L’intervista con il governatore del Veneto mette in luce un’affermazione non da poco: in trent’anni, solo due governatori hanno calcato il suolo veneto. Mentre alcuni esperti denunciano questa situazione come “non normale”, il governatore rivendica il diritto dei cittadini di eleggere i propri rappresentanti. Eppure, ci si chiede, non è ancor più “non normale” che alcune regioni non vedano rinnovi? Se due governatori hanno monopolizzato il potere per decenni, di che scelta stiamo parlando?

Citando il giurista Gerotto, si parla di alternanza come di un concetto sacro. E se l’elettore ha sempre il potere di scegliere? Ma è evidente che in contesti dove il consenso è tutto, il “gioco democratico” viene giocato con carte truccate. Come mai i partiti sfruttano questa continuità quando i risultati elettorali non sembrano confermare la loro presenza nel panorama politico?

Un Rinvio dei Voti e dei Mandati

Eccoci a parlare di mandati, che il governatore sostiene non debbano essere un tabù. Deve forse sorprendere il fatto che sia “contro il blocco” per i parlamentari, mentre ammette che per altre cariche possa essere opportuno? Qui emerge una visione ironica della meritocrazia: è più facile escludere per scoprire sapienti alchimie di potere piuttosto che riconoscere che il sistema ha dei grossi limiti e richiede un cambio di rotta. Ammetterlo richiederebbe coerenza, eppure si preferisce mantenere le nuvole in cielo.

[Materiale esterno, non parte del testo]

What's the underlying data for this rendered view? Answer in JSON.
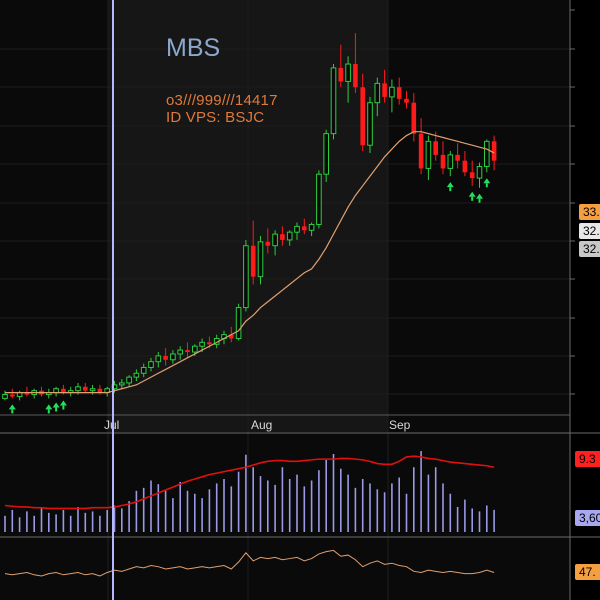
{
  "symbol": "MBS",
  "info_line1": "o3///999///14417",
  "info_line2": "ID VPS: BSJC",
  "price_labels": {
    "ma": "33.",
    "close": "32.",
    "prev": "32."
  },
  "volume_ma_label": "9.3",
  "volume_label": "3,60",
  "rsi_label": "47.",
  "chart_data": {
    "type": "candlestick",
    "x_labels": [
      "Jul",
      "Aug",
      "Sep"
    ],
    "colors": {
      "up": "#2ecc40",
      "down": "#ff1a1a",
      "ma": "#e0a070",
      "volume": "#9a9ae6",
      "volume_ma": "#e01010",
      "rsi": "#e0a070",
      "buy_arrow": "#21e05a",
      "cursor": "#b8b8ff",
      "tag_ma": "#f5a040",
      "tag_close": "#e8e8e8",
      "tag_prev": "#c8c8c8",
      "tag_vol_ma": "#ff2020",
      "tag_vol": "#a8a8f0",
      "tag_rsi": "#f5a040"
    },
    "price": {
      "series_ohlc": [
        [
          20.3,
          20.7,
          20.2,
          20.5
        ],
        [
          20.5,
          20.8,
          20.3,
          20.4
        ],
        [
          20.4,
          20.7,
          20.2,
          20.6
        ],
        [
          20.6,
          20.9,
          20.4,
          20.5
        ],
        [
          20.5,
          20.8,
          20.3,
          20.7
        ],
        [
          20.7,
          20.9,
          20.4,
          20.5
        ],
        [
          20.5,
          20.8,
          20.3,
          20.6
        ],
        [
          20.6,
          20.9,
          20.4,
          20.8
        ],
        [
          20.8,
          21.0,
          20.5,
          20.6
        ],
        [
          20.6,
          20.9,
          20.4,
          20.7
        ],
        [
          20.7,
          21.1,
          20.5,
          20.9
        ],
        [
          20.9,
          21.1,
          20.6,
          20.7
        ],
        [
          20.7,
          21.0,
          20.5,
          20.8
        ],
        [
          20.8,
          21.0,
          20.5,
          20.6
        ],
        [
          20.6,
          20.9,
          20.4,
          20.8
        ],
        [
          20.8,
          21.2,
          20.6,
          21.0
        ],
        [
          21.0,
          21.3,
          20.8,
          21.1
        ],
        [
          21.1,
          21.5,
          20.9,
          21.4
        ],
        [
          21.4,
          21.8,
          21.2,
          21.6
        ],
        [
          21.6,
          22.1,
          21.4,
          21.9
        ],
        [
          21.9,
          22.4,
          21.7,
          22.2
        ],
        [
          22.2,
          22.7,
          21.9,
          22.5
        ],
        [
          22.5,
          22.9,
          22.0,
          22.3
        ],
        [
          22.3,
          22.8,
          22.1,
          22.6
        ],
        [
          22.6,
          23.0,
          22.3,
          22.8
        ],
        [
          22.8,
          23.2,
          22.4,
          22.7
        ],
        [
          22.7,
          23.1,
          22.5,
          23.0
        ],
        [
          23.0,
          23.4,
          22.7,
          23.2
        ],
        [
          23.2,
          23.5,
          22.9,
          23.1
        ],
        [
          23.1,
          23.6,
          22.9,
          23.4
        ],
        [
          23.4,
          23.8,
          23.1,
          23.6
        ],
        [
          23.6,
          24.0,
          23.2,
          23.4
        ],
        [
          23.4,
          25.2,
          23.3,
          25.0
        ],
        [
          25.0,
          28.5,
          24.8,
          28.2
        ],
        [
          28.2,
          29.5,
          26.2,
          26.6
        ],
        [
          26.6,
          28.7,
          26.2,
          28.4
        ],
        [
          28.4,
          29.1,
          27.8,
          28.2
        ],
        [
          28.2,
          29.0,
          27.7,
          28.8
        ],
        [
          28.8,
          29.2,
          28.2,
          28.5
        ],
        [
          28.5,
          29.0,
          28.2,
          28.9
        ],
        [
          28.9,
          29.4,
          28.5,
          29.2
        ],
        [
          29.2,
          29.6,
          28.8,
          29.0
        ],
        [
          29.0,
          29.4,
          28.7,
          29.3
        ],
        [
          29.3,
          32.1,
          29.1,
          31.9
        ],
        [
          31.9,
          34.2,
          31.5,
          34.0
        ],
        [
          34.0,
          37.6,
          33.7,
          37.4
        ],
        [
          37.4,
          38.6,
          36.4,
          36.7
        ],
        [
          36.7,
          38.0,
          35.6,
          37.6
        ],
        [
          37.6,
          39.2,
          36.1,
          36.4
        ],
        [
          36.4,
          37.1,
          33.1,
          33.4
        ],
        [
          33.4,
          35.9,
          33.0,
          35.6
        ],
        [
          35.6,
          36.9,
          34.9,
          36.6
        ],
        [
          36.6,
          37.3,
          35.6,
          35.9
        ],
        [
          35.9,
          36.8,
          35.1,
          36.4
        ],
        [
          36.4,
          36.9,
          35.5,
          35.8
        ],
        [
          35.8,
          36.2,
          35.3,
          35.6
        ],
        [
          35.6,
          36.1,
          33.6,
          34.0
        ],
        [
          34.0,
          34.8,
          31.9,
          32.2
        ],
        [
          32.2,
          33.9,
          31.6,
          33.6
        ],
        [
          33.6,
          34.1,
          32.6,
          32.9
        ],
        [
          32.9,
          33.6,
          31.9,
          32.2
        ],
        [
          32.2,
          33.1,
          31.8,
          32.9
        ],
        [
          32.9,
          33.5,
          32.2,
          32.6
        ],
        [
          32.6,
          33.1,
          31.8,
          32.0
        ],
        [
          32.0,
          32.6,
          31.3,
          31.7
        ],
        [
          31.7,
          32.5,
          31.2,
          32.3
        ],
        [
          32.3,
          33.7,
          32.0,
          33.6
        ],
        [
          33.6,
          33.9,
          32.1,
          32.6
        ]
      ],
      "ma": [
        20.6,
        20.6,
        20.6,
        20.6,
        20.6,
        20.6,
        20.6,
        20.6,
        20.6,
        20.6,
        20.6,
        20.6,
        20.6,
        20.6,
        20.6,
        20.7,
        20.8,
        20.9,
        21.0,
        21.2,
        21.4,
        21.6,
        21.8,
        22.0,
        22.2,
        22.4,
        22.6,
        22.8,
        23.0,
        23.2,
        23.4,
        23.6,
        23.8,
        24.3,
        24.6,
        25.0,
        25.3,
        25.6,
        25.9,
        26.2,
        26.5,
        26.8,
        27.0,
        27.5,
        28.1,
        28.8,
        29.5,
        30.2,
        30.8,
        31.3,
        31.8,
        32.3,
        32.8,
        33.2,
        33.6,
        33.9,
        34.1,
        34.1,
        34.0,
        33.9,
        33.8,
        33.7,
        33.6,
        33.5,
        33.4,
        33.3,
        33.2,
        33.0
      ],
      "buy_signals": [
        1,
        6,
        7,
        8,
        61,
        64,
        65,
        66
      ],
      "y_range": [
        19.7,
        40.5
      ]
    },
    "volume": {
      "values": [
        2.2,
        3.0,
        2.0,
        2.8,
        2.2,
        3.2,
        2.6,
        2.4,
        3.0,
        2.2,
        3.4,
        2.6,
        2.8,
        2.2,
        3.0,
        3.6,
        3.2,
        4.2,
        5.6,
        6.0,
        7.0,
        6.5,
        5.6,
        4.6,
        6.8,
        5.6,
        5.2,
        4.6,
        5.8,
        6.6,
        7.2,
        6.2,
        8.2,
        10.5,
        8.8,
        7.6,
        7.0,
        6.4,
        8.8,
        7.2,
        7.8,
        6.2,
        7.0,
        8.4,
        9.8,
        10.6,
        8.6,
        7.8,
        6.0,
        7.2,
        6.6,
        5.8,
        5.4,
        6.6,
        7.4,
        5.2,
        8.8,
        11.0,
        7.8,
        8.8,
        6.6,
        5.2,
        3.4,
        4.4,
        3.2,
        2.8,
        3.6,
        3.0
      ],
      "ma": [
        3.6,
        3.5,
        3.4,
        3.4,
        3.3,
        3.3,
        3.2,
        3.2,
        3.2,
        3.2,
        3.2,
        3.2,
        3.3,
        3.3,
        3.3,
        3.4,
        3.6,
        3.8,
        4.1,
        4.5,
        4.9,
        5.3,
        5.7,
        6.1,
        6.5,
        6.9,
        7.2,
        7.5,
        7.8,
        8.0,
        8.2,
        8.4,
        8.6,
        8.8,
        9.1,
        9.4,
        9.6,
        9.7,
        9.7,
        9.6,
        9.6,
        9.7,
        9.8,
        9.9,
        9.9,
        9.9,
        10.0,
        10.0,
        9.9,
        9.8,
        9.6,
        9.3,
        9.2,
        9.2,
        9.6,
        10.2,
        10.3,
        10.2,
        10.0,
        9.9,
        9.7,
        9.5,
        9.4,
        9.3,
        9.2,
        9.1,
        9.0,
        8.8
      ],
      "y_range": [
        0,
        12.5
      ]
    },
    "rsi": {
      "values": [
        46,
        45,
        46,
        47,
        45,
        44,
        46,
        47,
        45,
        46,
        47,
        45,
        46,
        44,
        47,
        49,
        48,
        50,
        52,
        51,
        53,
        52,
        50,
        51,
        52,
        50,
        51,
        52,
        51,
        52,
        53,
        50,
        56,
        64,
        57,
        60,
        59,
        60,
        58,
        59,
        60,
        57,
        59,
        63,
        65,
        66,
        61,
        62,
        58,
        52,
        55,
        57,
        54,
        55,
        53,
        52,
        48,
        47,
        49,
        48,
        47,
        48,
        47,
        46,
        46,
        47,
        49,
        47
      ],
      "y_range": [
        25,
        75
      ]
    }
  }
}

Una Scelta o una Illusione?

La visione suggerita è che almeno tre mandati possano garantire continuità. Ma continuità per chi? E in nome di cosa? Seppur nobile, l’assunto è così lontano dalla praticità, che anticipa forti sospetti sulla vera idea di democrazia. Nella sfera privata, i risultati parlerebbero chiaro, con azionisti che avrebbero la parola finale. Ma nella pubblica amministrazione, quasi si suggerisca che il cittadino sia troppo “ignorante” per decidere chi gli amministra la vita quotidiana.

Ci troviamo di fronte a una palese dicotomia: l’ideale di un sistema democratico, dove la scelta deve necessariamente riflettere l’opinione dei cittadini. Eppure, gli argomenti veicolati dai governatori sembrano suggerire che un’interpretazione più elastica sia tollerata, sempre che il loro consenso continui a lucrare su politiche e promesse che appaiono come fumo negli occhi.

Possibili Soluzioni, con Ironia

E ora, cosa rimane a questa politica che cerca un terzo mandato come un cane che insegue la propria coda? Forse, sarebbe il caso di riflettere su un mercato del potere più aperto, o su lunghe riflessioni su cosa significhi davvero il termine rinnovamento. E se pianificassimo un sistema di consensi a lungo termine che allontani i rappresentanti polivalenti dai palazzi?

Ma, ahimè, l’implementazione di queste idee potrebbe durare tanto quanto un piano di riforma eternamente “in discussione”. Perché, come sempre, la realtà è spesso una landa desolata di buone intenzioni e dolci promesse.